What is a Foundation Model?

Foundation models are machine learning models that have been trained on vast amounts of data to accomplish a specific task.

For example, OpenAI trained CLIP, a foundation model. CLIP enables you to classify images. You can also compare the similarity of images and text with CLIP.

The CLIP training process, which was run using over 400 million pairs of images and text, allowed the model to build an extensive range of knowledge, which can be applied to a range of domains.

Foundation models are being built for a range of vision tasks, from image segmentation to classification to zero-shot object detection.

Inference supports the following foundation models:

Gaze (LC2S-Net): Detect the direction in which someone is looking.
CLIP: Classify images and compare the similarity of images and text.
DocTR: Read characters in images.
Grounding DINO: Detect objects in images using text prompts.
Segment Anything (SAM): Segment objects in images.
CogVLM: A large multimodal model (LMM).

All of these models can be used over a HTTP request with Inference. This means you don't need to spend time setting up and configuring each model.

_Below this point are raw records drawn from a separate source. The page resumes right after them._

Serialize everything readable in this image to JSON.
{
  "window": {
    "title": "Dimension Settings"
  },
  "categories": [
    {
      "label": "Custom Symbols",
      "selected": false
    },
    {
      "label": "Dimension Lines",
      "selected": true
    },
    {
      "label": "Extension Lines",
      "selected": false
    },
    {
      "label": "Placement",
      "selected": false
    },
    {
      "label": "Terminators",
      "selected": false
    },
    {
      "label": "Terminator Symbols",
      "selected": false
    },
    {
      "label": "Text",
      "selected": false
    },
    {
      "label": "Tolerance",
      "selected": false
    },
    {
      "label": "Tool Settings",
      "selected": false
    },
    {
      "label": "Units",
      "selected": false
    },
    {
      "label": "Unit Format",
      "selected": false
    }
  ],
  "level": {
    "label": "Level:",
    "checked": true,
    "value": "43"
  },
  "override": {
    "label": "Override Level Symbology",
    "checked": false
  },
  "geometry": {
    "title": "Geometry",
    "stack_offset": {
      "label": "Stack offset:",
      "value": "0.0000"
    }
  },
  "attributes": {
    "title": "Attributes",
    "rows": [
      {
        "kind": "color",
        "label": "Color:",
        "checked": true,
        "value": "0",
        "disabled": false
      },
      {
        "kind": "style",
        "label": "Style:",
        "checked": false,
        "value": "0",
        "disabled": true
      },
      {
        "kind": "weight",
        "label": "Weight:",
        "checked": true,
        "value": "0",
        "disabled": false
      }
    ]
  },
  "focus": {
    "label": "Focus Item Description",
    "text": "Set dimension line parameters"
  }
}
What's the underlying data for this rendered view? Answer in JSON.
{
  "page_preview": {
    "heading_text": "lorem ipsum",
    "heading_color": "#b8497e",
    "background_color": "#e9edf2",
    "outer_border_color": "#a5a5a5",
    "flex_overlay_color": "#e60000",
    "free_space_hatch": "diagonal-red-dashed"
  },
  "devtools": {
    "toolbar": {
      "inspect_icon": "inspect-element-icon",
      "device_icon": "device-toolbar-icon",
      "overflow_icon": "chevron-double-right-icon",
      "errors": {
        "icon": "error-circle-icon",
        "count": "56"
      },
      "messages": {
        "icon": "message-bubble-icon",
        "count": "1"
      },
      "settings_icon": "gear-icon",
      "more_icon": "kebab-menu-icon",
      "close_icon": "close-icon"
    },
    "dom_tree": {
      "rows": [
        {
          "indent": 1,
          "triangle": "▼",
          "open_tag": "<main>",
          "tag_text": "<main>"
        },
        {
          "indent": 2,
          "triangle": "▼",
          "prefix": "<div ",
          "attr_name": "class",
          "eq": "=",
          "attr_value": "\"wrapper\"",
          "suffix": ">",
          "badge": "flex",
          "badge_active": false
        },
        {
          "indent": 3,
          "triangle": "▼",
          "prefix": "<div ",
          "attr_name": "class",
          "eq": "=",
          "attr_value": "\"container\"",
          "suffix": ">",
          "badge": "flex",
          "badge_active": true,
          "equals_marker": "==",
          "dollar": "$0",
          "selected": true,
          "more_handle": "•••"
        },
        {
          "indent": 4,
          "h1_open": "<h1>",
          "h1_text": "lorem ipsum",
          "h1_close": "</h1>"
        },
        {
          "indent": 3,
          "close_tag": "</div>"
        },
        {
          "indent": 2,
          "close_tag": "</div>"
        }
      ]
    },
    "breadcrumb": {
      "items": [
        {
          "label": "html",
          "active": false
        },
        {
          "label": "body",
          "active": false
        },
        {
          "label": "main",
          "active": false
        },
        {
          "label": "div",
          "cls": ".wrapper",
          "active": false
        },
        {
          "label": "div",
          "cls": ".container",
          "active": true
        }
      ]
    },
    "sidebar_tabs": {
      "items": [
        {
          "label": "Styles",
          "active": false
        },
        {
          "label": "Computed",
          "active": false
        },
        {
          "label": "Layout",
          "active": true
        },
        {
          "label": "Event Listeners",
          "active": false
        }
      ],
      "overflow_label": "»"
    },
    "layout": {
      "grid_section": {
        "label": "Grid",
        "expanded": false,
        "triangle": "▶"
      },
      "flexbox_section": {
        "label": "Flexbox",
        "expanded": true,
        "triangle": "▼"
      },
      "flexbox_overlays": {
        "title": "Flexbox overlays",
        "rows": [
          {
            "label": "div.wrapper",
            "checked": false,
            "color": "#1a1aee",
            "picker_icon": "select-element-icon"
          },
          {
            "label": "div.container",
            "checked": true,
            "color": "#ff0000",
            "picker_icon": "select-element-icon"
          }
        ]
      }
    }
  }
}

How Are Foundation Models Used?¶

Use cases vary depending on the foundation model with which you are working. For example, CLIP has been used extensively in the field of computer vision for tasks such as:

Clustering images to identify groups of similar images and outliers;
Classifying images;
Moderating image content;
Identifying if two images are too similar or too different, ideal for dataset management and cleaning;
Building dataset search experiences,
And more.

Grounding DINO, on the other hand, can be used out-of-the-box to detect a range of objects. Or you can use Grounding DINO to automatically label data for use in training a smaller, faster object detection model that is fine-tuned to your use case.

How to Use Foundation Models¶

The guides in this section walk through how to use each of the foundation models listed above with Inference. No machine learning experience is required to use each model. Our code snippets and accompanying reference material provide the knowledge you need to get started working with foundation models.